= Chukwumerije Okereke =

Nigerian professor

Chukwumerije Okereke is a Nigerian professor of Global Governance and Public Policy at Bristol University's School for Policy Studies and serves as the director of the Centre for Climate Change and Development at Alex Ekwueme Federal University Ndufu Alike Ikwo (AE-FUNAI) Ebonyi State.

Prior to his work at Alex Ekwueme Federal University, Okereke was also a professor of Environment and Development at the University of Reading, where he served as the co-director at the Centre for Climate and Justice as well as the Leverhulme Climate Justice Doctoral Scholarship Programme.

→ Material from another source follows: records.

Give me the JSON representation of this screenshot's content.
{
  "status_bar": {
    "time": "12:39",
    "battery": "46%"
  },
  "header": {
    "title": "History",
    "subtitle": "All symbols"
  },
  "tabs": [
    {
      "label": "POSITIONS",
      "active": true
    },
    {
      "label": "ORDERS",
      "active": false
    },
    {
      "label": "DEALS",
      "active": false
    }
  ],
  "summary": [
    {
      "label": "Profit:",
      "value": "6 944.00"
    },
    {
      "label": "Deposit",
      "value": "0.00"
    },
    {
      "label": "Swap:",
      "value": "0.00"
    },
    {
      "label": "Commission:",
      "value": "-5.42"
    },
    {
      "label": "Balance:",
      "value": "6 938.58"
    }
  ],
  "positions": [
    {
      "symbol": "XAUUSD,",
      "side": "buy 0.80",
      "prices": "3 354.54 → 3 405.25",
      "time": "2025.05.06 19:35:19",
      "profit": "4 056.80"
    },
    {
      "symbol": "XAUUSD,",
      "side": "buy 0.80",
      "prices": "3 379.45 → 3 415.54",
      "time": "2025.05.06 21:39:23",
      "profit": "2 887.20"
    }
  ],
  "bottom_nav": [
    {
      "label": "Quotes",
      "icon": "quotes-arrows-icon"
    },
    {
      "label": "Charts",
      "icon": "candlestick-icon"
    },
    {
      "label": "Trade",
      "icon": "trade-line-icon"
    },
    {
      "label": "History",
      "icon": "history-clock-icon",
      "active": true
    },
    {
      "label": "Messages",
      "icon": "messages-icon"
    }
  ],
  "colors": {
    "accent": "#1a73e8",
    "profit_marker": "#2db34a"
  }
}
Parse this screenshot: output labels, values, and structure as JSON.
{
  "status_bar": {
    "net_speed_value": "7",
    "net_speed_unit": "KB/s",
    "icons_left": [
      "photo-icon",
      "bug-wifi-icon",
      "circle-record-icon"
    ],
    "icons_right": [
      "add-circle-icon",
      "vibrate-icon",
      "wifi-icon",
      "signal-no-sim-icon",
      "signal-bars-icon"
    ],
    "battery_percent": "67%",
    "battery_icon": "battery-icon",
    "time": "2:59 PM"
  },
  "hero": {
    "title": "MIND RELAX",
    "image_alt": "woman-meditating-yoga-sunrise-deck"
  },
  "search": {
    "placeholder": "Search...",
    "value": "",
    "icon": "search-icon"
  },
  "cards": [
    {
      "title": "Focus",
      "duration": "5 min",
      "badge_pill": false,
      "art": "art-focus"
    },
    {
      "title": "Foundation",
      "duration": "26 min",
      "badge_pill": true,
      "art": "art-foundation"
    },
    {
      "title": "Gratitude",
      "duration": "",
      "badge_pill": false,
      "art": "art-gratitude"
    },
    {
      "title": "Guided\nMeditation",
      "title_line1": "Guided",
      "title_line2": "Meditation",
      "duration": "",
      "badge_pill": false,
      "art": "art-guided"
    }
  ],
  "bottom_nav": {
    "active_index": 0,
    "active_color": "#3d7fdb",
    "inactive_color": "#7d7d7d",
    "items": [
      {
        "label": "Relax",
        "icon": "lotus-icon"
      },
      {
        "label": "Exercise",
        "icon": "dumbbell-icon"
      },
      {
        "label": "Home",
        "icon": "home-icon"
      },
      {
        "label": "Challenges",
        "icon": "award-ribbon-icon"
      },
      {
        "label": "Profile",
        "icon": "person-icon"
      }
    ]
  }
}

== Works and recognition ==
Okereke is part of the United Nations's Intergovernmental Panel on Climate Change (IPCC) as the coordinating lead author on the Introduction and Framing chapter. He is the author of Global Justice and Neoliberal Environmental Governance (2008) and edited The Politics of the Environment (2007). He co-edited Global Carbon Governance and Business Transformation with A. Bumpus, J. Tansey, H. Blaz in 2015. In 2023, Okereke was elected as a fellow of World Academy of Sciences.

Okereke served on the scientific steering committee of the Earth System Governance Project since 2022 until at least 2024. He is also on the committee of its South-South Initiative.